While it might peter out any day, we continue to believe that this market intends bloody mayhem…and that it won’t stop until it has killed both the bulls and the bears.
The bulls will be killed in the classic way. A strong rally on Wall Street…or a series of minor ones… will lead them to believe that “the worst is over.” They’ll get back into stocks after a 20% or 30% advance – hoping to recover what they lost last year.
Then, the stock market will make a new dramatic move to the downside. This will probably happen several times…each time leaving bullish investors with more losses. Finally, the bulls will give up. They will sell stocks…driving prices down and dividend yields up. By the time the bottom is reached, former investors will neither know nor care. P/Es will be scarcely more than 5. Dividend yields will rise above 5%. The Dow will sink to 3,000 – 5,000.
Then, it will be the bears’ turn. When stock prices go down, they’ll sit smugly with their cash, Treasuries and gold. But gold will not resist the deflationary whirlpool. It could get sucked down violently…or might just float down gently, remaining low for a long time. Either way, the gold bulls will give up. Only the gold bugs will hold on. Cash and Treasuries, meanwhile, will look smart – for a while. Then, suddenly, they will look like the stupidest investment on the planet. In a matter of days…maybe weeks…the dollar could lose half or more of its value. Savers will suffer staggering losses.
No, dear reader, the months ahead will be a challenge. The world economy is telling a story no one has ever read before. Every day we turn the page just to see what happens. We have no idea how the story might develop. It’s all guesswork.
Still, when the final chapter is read out…the moral of the story will probably be familiar to us. It always is.
China has increased their gold holdings 75% in the last six years. They recently announced that the gold holdings have been transferred from the State Administration of Foreign Exchange (SAFE) books to the People’s Bank of China. PBOC. Our intrepid correspondent, Byron King explains what this really means:
“China is monetizing its gold!
“This SAFE-to-PBOC transfer marks a profound decision by Chinese government leaders. Obviously, the Chinese government has bought gold over the past six years. But in keeping with a nation where youngsters get their Sun Tzu with their mother’s milk, the Chinese went through an internal debate over whether to add the gold holdings to the official Chinese monetary reserves. That is, if the gold was not “monetary,” then it was just another nonmonetary investment commodity like iron ore or copper or petroleum.
“But now, with the announcement by the Chinese Central Bank, it appears that the debate is resolved. The gold has been added to Chinese monetary reserves.
“This action by China is part and parcel of an under-the-radar global effort to rehabilitate gold as a monetary reserve asset. Gold has not been a factor in global trade and currency exchange since the late 1960s. But there’s a powerful movement afoot in the world to reestablish gold as part of an international monetary system. It’s because the U.S. dollar has been so badly mismanaged over the decades. No, you won’t read about it in your local newspaper, or even in the standard, mainstream business media. But that movement is out there. It’s happening.

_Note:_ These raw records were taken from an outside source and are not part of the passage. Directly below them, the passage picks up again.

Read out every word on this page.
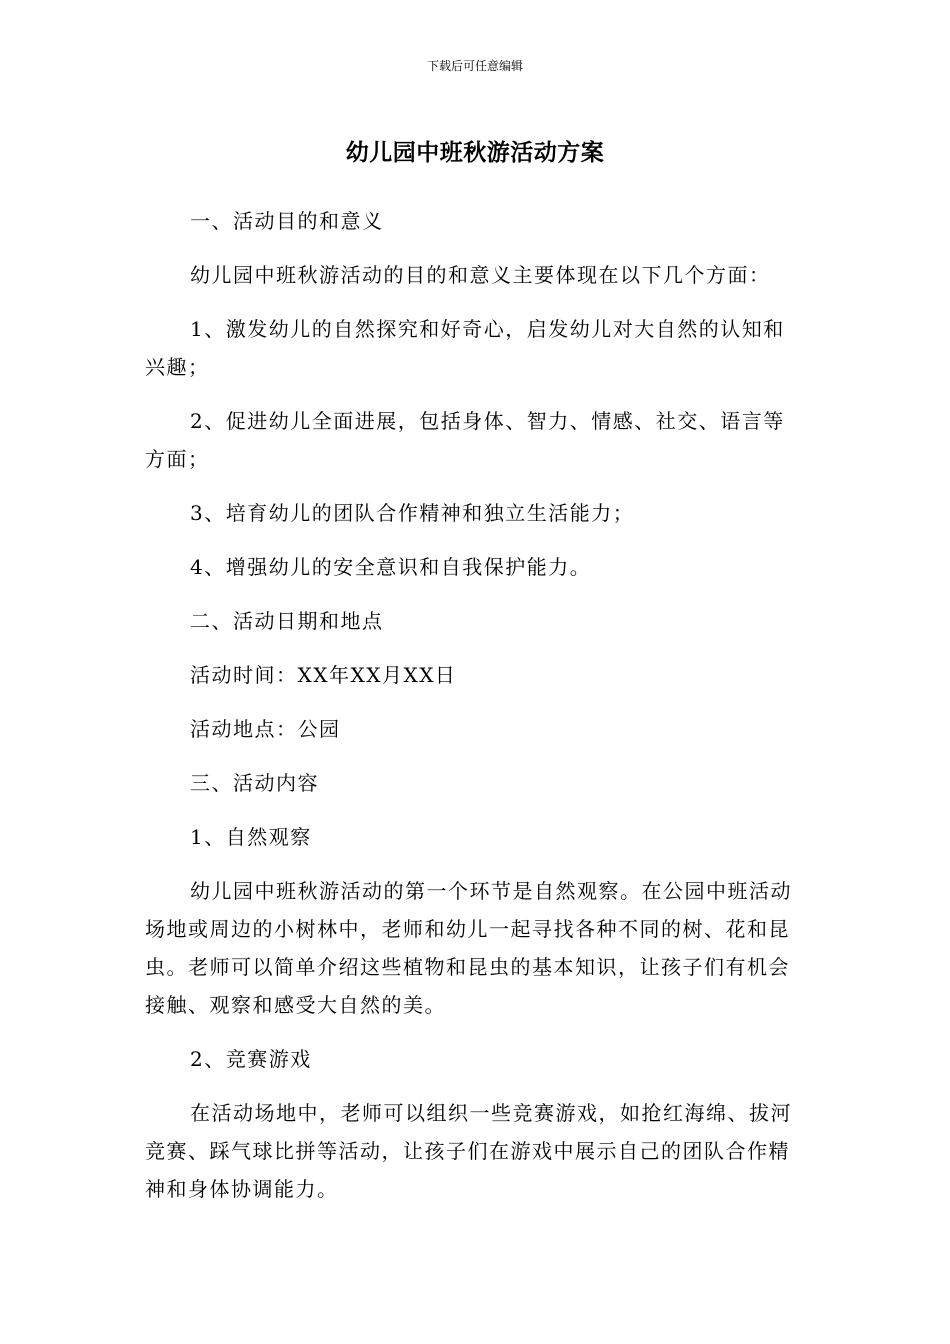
下载后可任意编辑
幼儿园中班秋游活动方案

一、活动目的和意义

幼儿园中班秋游活动的目的和意义主要体现在以下几个方面：

1、激发幼儿的自然探究和好奇心，启发幼儿对大自然的认知和兴趣；

2、促进幼儿全面进展，包括身体、智力、情感、社交、语言等方面；

3、培育幼儿的团队合作精神和独立生活能力；

4、增强幼儿的安全意识和自我保护能力。

二、活动日期和地点

活动时间：XX年XX月XX日

活动地点：公园

三、活动内容

1、自然观察

幼儿园中班秋游活动的第一个环节是自然观察。在公园中班活动场地或周边的小树林中，老师和幼儿一起寻找各种不同的树、花和昆虫。老师可以简单介绍这些植物和昆虫的基本知识，让孩子们有机会接触、观察和感受大自然的美。

2、竞赛游戏

在活动场地中，老师可以组织一些竞赛游戏，如抢红海绵、拔河竞赛、踩气球比拼等活动，让孩子们在游戏中展示自己的团队合作精神和身体协调能力。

“So now the Chinese are primed to begin using gold as a monetary asset. What’s the practical impact? I expect to see central banks worldwide start to add gold to their monetary reserves. The floodgates are opening. The PBOC and other central banks from here to Timbuktu are going to become net purchasers of gold in the years ahead. In the future, only central bank suckers and losers will be net sellers of gold. (Take note, IMF.)

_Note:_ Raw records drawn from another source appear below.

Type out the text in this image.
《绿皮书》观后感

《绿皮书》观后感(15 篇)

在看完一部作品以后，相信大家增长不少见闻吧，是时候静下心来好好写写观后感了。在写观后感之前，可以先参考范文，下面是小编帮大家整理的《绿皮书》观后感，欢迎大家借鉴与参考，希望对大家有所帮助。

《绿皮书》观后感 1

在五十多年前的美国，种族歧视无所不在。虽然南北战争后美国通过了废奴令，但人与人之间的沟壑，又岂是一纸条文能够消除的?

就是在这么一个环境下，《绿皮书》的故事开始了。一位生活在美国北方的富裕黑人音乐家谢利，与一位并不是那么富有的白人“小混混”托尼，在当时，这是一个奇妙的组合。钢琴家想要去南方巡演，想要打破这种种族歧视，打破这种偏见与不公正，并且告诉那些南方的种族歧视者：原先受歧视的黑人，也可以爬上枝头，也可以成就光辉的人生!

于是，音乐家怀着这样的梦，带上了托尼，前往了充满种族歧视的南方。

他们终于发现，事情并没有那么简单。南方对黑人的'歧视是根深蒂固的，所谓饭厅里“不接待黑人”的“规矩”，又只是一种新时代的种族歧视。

“And people who own physical gold, as well as shares in well-managed mining companies, will benefit greatly. Need I say more?”
The plane coming back from Buenos Aires wasn’t full. Air traffic is down 11% from a year earlier.
And this was before people began worrying about swine flu.
Today, commentators are fretting about how a serious epidemic would affect the “recovery.” They needn’t worry. First, because there is no genuine recovery to worry about. Second, because if a serious epidemic were to hit the world, economic growth would be the least of our problems.